In 1967, the life expectancy gap between Northern Territory Aboriginal and non-Aboriginal people was found to be just over 15 years for men and more than 20 years for women.

By 2012, the gap for men had actually widened by one year, while for women it had narrowed by 4.6 years, making it around 16 years for both sexes.

National figures seem slightly less devastating. The Australian Institute of Health and Welfare estimated the life expectancy gap between Indigenous and non-Indigenous Australians to be around 10 years in 2010–12 (69.1 years compared with 79.7 years for men; 73.7 years compared with 83.1 years for women).

The research results indicate that the improvements in Aboriginal life expectancy are largely due to the huge gains made in infant and child mortality over the last half-century.

Sadly, the chronic illnesses that afflict so many Aboriginal people in adulthood have proved more intractable.

“During 1967–2012, the predominant causes of death of Aboriginal people shifted from maternal, perinatal and infectious diseases to chronic diseases,” write the researchers from Charles Darwin University and the Northern Territory Department of Health.

“A transition in nutrition from childhood malnourishment and stunting to overeating (often of food high in calories but of poor nutritional quality) is likely to have contributed to the increased prevalence of chronic diseases.”

But perhaps an even bigger factor is socio-economic disadvantage, which these authors suggest may be responsible for as much as half of the life expectancy gap.

If ever there was a multifactorial problem, it’s this one.

Socio-economic disadvantage, health workforce shortages in remote areas, poor quality food options in community shops, historical failures to involve Aboriginal people in the decision-making process … the list goes on.

But these researchers offer some tentative hope that gains can be made through investment in primary care and the establishment of Aboriginal community-controlled health services.

Such an approach may even save money as well as lives.

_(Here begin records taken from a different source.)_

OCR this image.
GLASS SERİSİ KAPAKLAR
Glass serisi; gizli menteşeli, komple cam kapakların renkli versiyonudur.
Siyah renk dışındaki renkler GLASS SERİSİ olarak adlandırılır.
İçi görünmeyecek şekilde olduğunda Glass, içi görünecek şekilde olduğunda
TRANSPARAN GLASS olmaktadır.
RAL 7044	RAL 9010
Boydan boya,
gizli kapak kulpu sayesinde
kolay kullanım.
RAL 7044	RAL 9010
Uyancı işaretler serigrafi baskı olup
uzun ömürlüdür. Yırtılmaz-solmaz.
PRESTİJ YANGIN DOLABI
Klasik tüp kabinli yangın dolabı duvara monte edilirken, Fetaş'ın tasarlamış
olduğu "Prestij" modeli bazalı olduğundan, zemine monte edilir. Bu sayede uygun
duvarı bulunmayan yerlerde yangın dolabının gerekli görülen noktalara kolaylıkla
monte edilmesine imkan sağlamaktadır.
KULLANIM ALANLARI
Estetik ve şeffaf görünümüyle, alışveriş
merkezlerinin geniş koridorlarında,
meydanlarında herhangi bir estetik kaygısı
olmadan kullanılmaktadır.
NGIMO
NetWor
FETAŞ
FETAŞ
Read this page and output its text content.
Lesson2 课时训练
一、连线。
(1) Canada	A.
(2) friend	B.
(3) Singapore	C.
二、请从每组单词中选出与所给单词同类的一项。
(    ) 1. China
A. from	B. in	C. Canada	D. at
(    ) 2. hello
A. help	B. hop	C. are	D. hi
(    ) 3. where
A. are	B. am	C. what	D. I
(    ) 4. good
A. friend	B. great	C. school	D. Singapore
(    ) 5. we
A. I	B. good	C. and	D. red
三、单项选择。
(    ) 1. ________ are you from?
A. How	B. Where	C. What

A recent cost-effectiveness study found that each dollar invested in primary care in remote communities could save $4–11 in hospital costs, as well as delivering benefits to patients.

A number of experts have questioned the centrality of life expectancy targets to the Closing the Gap initiative and other government policies, as I’ve written before.

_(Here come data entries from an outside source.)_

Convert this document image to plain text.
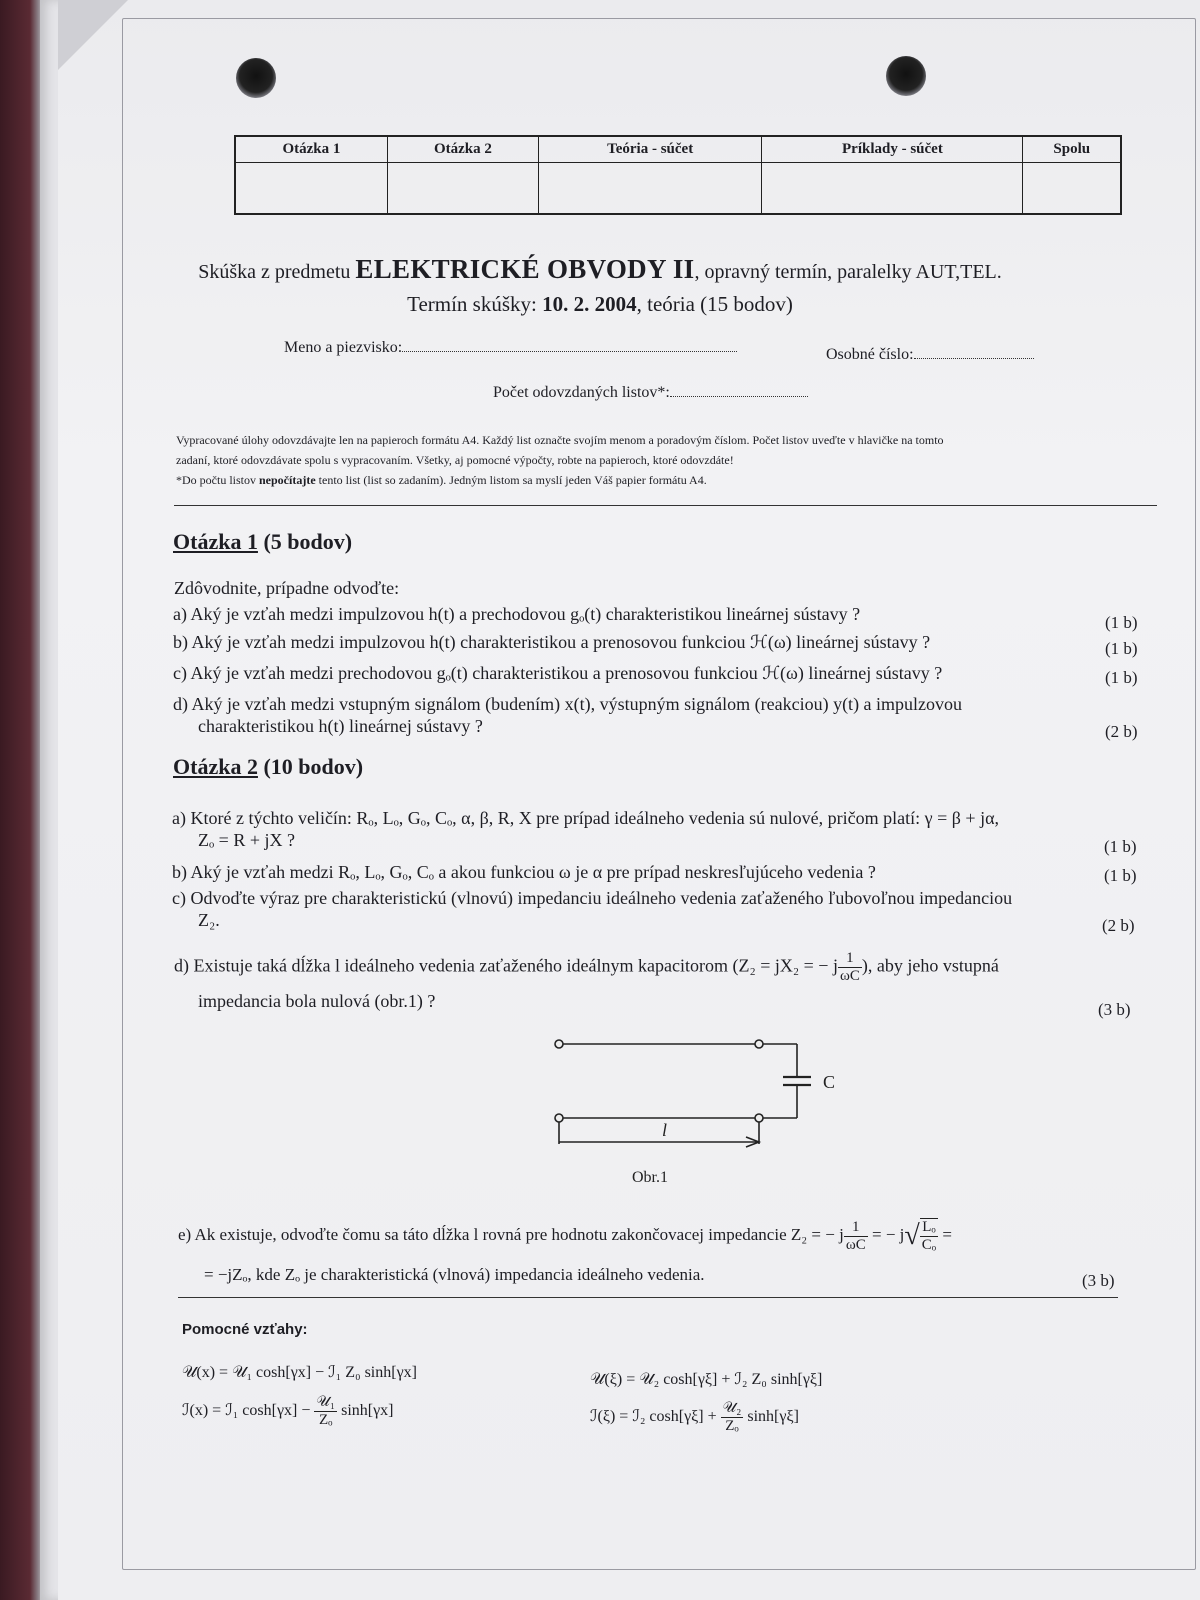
Otázka 1	Otázka 2	Teória - súčet	Príklady - súčet	Spolu

Skúška z predmetu ELEKTRICKÉ OBVODY II, opravný termín, paralelky AUT,TEL.
Termín skúšky: 10. 2. 2004, teória (15 bodov)
Meno a piezvisko:	Osobné číslo:
Počet odovzdaných listov*:
Vypracované úlohy odovzdávajte len na papieroch formátu A4. Každý list označte svojím menom a poradovým číslom. Počet listov uveďte v hlavičke na tomto
zadaní, ktoré odovzdávate spolu s vypracovaním. Všetky, aj pomocné výpočty, robte na papieroch, ktoré odovzdáte!
*Do počtu listov nepočítajte tento list (list so zadaním). Jedným listom sa myslí jeden Váš papier formátu A4.
Otázka 1 (5 bodov)
Zdôvodnite, prípadne odvoďte:
a) Aký je vzťah medzi impulzovou h(t) a prechodovou gₒ(t) charakteristikou lineárnej sústavy ?	(1 b)
b) Aký je vzťah medzi impulzovou h(t) charakteristikou a prenosovou funkciou ℋ(ω) lineárnej sústavy ?	(1 b)
c) Aký je vzťah medzi prechodovou gₒ(t) charakteristikou a prenosovou funkciou ℋ(ω) lineárnej sústavy ?	(1 b)
d) Aký je vzťah medzi vstupným signálom (budením) x(t), výstupným signálom (reakciou) y(t) a impulzovou
charakteristikou h(t) lineárnej sústavy ?	(2 b)
Otázka 2 (10 bodov)
a) Ktoré z týchto veličín: Rₒ, Lₒ, Gₒ, Cₒ, α, β, R, X pre prípad ideálneho vedenia sú nulové, pričom platí: γ = β + jα,
Zₒ = R + jX ?	(1 b)
b) Aký je vzťah medzi Rₒ, Lₒ, Gₒ, Cₒ a akou funkciou ω je α pre prípad neskresľujúceho vedenia ?	(1 b)
c) Odvoďte výraz pre charakteristickú (vlnovú) impedanciu ideálneho vedenia zaťaženého ľubovoľnou impedanciou
Z₂.	(2 b)
d) Existuje taká dĺžka l ideálneho vedenia zaťaženého ideálnym kapacitorom (Z₂ = jX₂ = − j $\frac{1}{\omega C}$ ), aby jeho vstupná
impedancia bola nulová (obr.1) ?	(3 b)
C
l
Obr.1
e) Ak existuje, odvoďte čomu sa táto dĺžka l rovná pre hodnotu zakončovacej impedancie Z₂ = − j $\frac{1}{\omega C}$ = − $j√ \frac{\text{Lₒ}}{\text{Cₒ}}$ =
= −jZₒ, kde Zₒ je charakteristická (vlnová) impedancia ideálneho vedenia.	(3 b)
Pomocné vzťahy:
𝒰(x) = 𝒰₁ cosh[γx] − ℐ₁ Z₀ sinh[γx]
ℐ(x) = ℐ₁ $\cosh[\gamma x] - \frac{\text{𝒰₁}}{\text{Zₒ}} \sinh[\gamma x]$
𝒰(ξ) = 𝒰₂ cosh[γξ] + ℐ₂ Z₀ sinh[γξ]
ℐ(ξ) = ℐ₂ $\cosh[\gamma\xi] + \frac{\text{𝒰₂}}{\text{Zₒ}} \sinh[\gamma\xi]$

It’s been argued that the goal of eliminating the life expectancy gap within 20 years was never going to be achievable and that it may actually divert attention away from more realistic short-term goals.

Setting unrealistic goals always runs the risk that people end up just throwing their arms up in despair.

That said, we can’t go on accepting a situation that sees so many Indigenous Australians die well before their time.

Jane McCredie is a Sydney-based health and science writer.